Jane:It was not the South Africa I grew up in under apartheid. And very challenging, but also such a blessing to grapple with things that I've grown up with, to deal with my own heart in relation to the things that I'd grown up in under apartheid and apply the gospel Yeah. In those kinds of contexts and just be so much more open to engaging people as people and not as a race or a culture. Yeah. So it's
Mike:been awesome. That's good. Another thing, just some of those cultural things that I just I when I left away or when I left from Zimbabwe, I just not just the hospitality, but they're very affectionate people. Hugging and just, like, personal space didn't appear to be a thing, which is funny because Shana makes fun of me all the time because I'd she's like, Michael, sometimes when you talk to people, you're too close, you need to back up. So I I relate to them in that way.

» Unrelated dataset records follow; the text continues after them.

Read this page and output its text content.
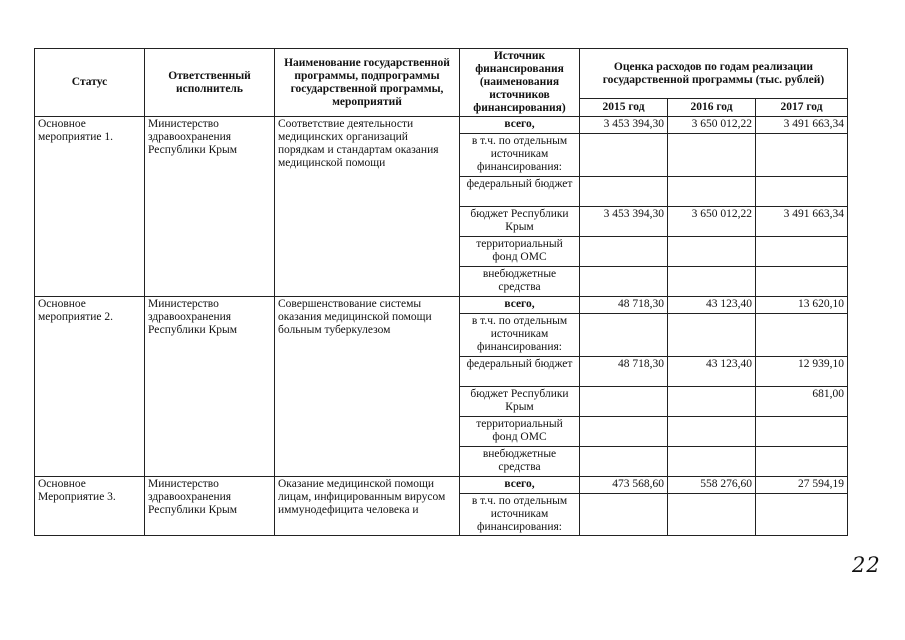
Статус	Ответственный исполнитель	Наименование государственной программы, подпрограммы государственной программы, мероприятий	Источник финансирования (наименования источников финансирования)	Оценка расходов по годам реализации государственной программы (тыс. рублей)		
				2015 год	2016 год	2017 год
Основное мероприятие 1.	Министерство здравоохранения Республики Крым	Соответствие деятельности медицинских организаций порядкам и стандартам оказания медицинской помощи	всего,	3 453 394,30	3 650 012,22	3 491 663,34
			в т.ч. по отдельным источникам финансирования:			
			федеральный бюджет			
			бюджет Республики Крым	3 453 394,30	3 650 012,22	3 491 663,34
			территориальный фонд ОМС			
			внебюджетные средства			
Основное мероприятие 2.	Министерство здравоохранения Республики Крым	Совершенствование системы оказания медицинской помощи больным туберкулезом	всего,	48 718,30	43 123,40	13 620,10
			в т.ч. по отдельным источникам финансирования:			
			федеральный бюджет	48 718,30	43 123,40	12 939,10
			бюджет Республики Крым			681,00
			территориальный фонд ОМС			
			внебюджетные средства			
Основное Мероприятие 3.	Министерство здравоохранения Республики Крым	Оказание медицинской помощи лицам, инфицированным вирусом иммунодефицита человека и	всего,	473 568,60	558 276,60	27 594,19
			в т.ч. по отдельным источникам финансирования:			
22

Mike:That's great. I appreciate you guys sharing a little bit about your context. I wanna move to just biblical counseling Africa. How and obviously, your context and how you guys got involved in biblical counseling. So how did biblical counseling Africa come to be and where it's at now?
Mike:Like history, heart and hope of.
Kyle:Yeah. Being exposed to biblical counseling, I think for a lot of Christians, their next impulse is to think this is wonderful. How can we share this and grow this? And there are different ways of doing that. There are, yeah, it seems to me, at least what I've noticed in The States, think you've got educational pathways and then you've got certification pathways and obviously those are connected.
Kyle:So for a long time I was trying to think what would it look like to try and promote biblical counselling and because I was also just learning ministry in general it wasn't always clear how to do that. One of the ministries that has been a wonderful blessing to many people is the educational resources from CCEF. But the courses were quite expensive once you convert the dollars across. And it was sad that such wonderful resources were just hard to access. And so one of the founding, one of the reasons we were keen to try and found something like Biblical Counselling Africa is so that we could establish a ministry partnership with CCEF.
Kyle:And that was probably at a practical reason the big reason to form an organization. The hope of course though behind that is really what CCEF's tagline is which is to restore Christ to counseling and pastoral care in general and to see that happen in the life of the church. So our goal as an organization is to see the church being equipped to provide gospel centered pastoral care that is wise and loving and to see that happen in churches across Africa. That's a very ambitious goal but the reason we call that Biblical Counselling Africa and not Biblical Counselling South Africa is just because we want because we're able to offer a lot of those courses online. It is possible to apply from another African country and we didn't want someone in Zimbabwe or Kenya or Namibia to feel like they couldn't apply to us to study.
Kyle:Our big hope is to see local churches being equipped so that they can provide pastoral care in wise, loving, gospel centered ways.
Mike:Nice. So that brings me to just so you mentioned CCF and then ABC and ABC's certification with using JBC articles and things like that. And, obviously, when I visited Zimbabwe, there wasn't they didn't really care about letters. Like, we we gave them a certificate of completion when they went to the pastor's conference and things like that, but we did tracks. Right?
Mike:And so I did a biblical counseling track, and it was for five sessions, five hours that we did it in between the preaching and stuff. But just giving them an abridged version to your point, like the resources, I don't have that. So I was able to take Laura Chica's book, Journey, which is an abridged sort of version of the paradigms of ETC level one, and giving it to them and working with the pastors and showing them like how they can first be equipped a little bit like how much equipping are you gonna do in two days really, but just leaving them a resource. And so I understand what that was like in my context. So I'm thinking with biblical counseling Africa, like, what's the typical process of trying to equip at varying levels?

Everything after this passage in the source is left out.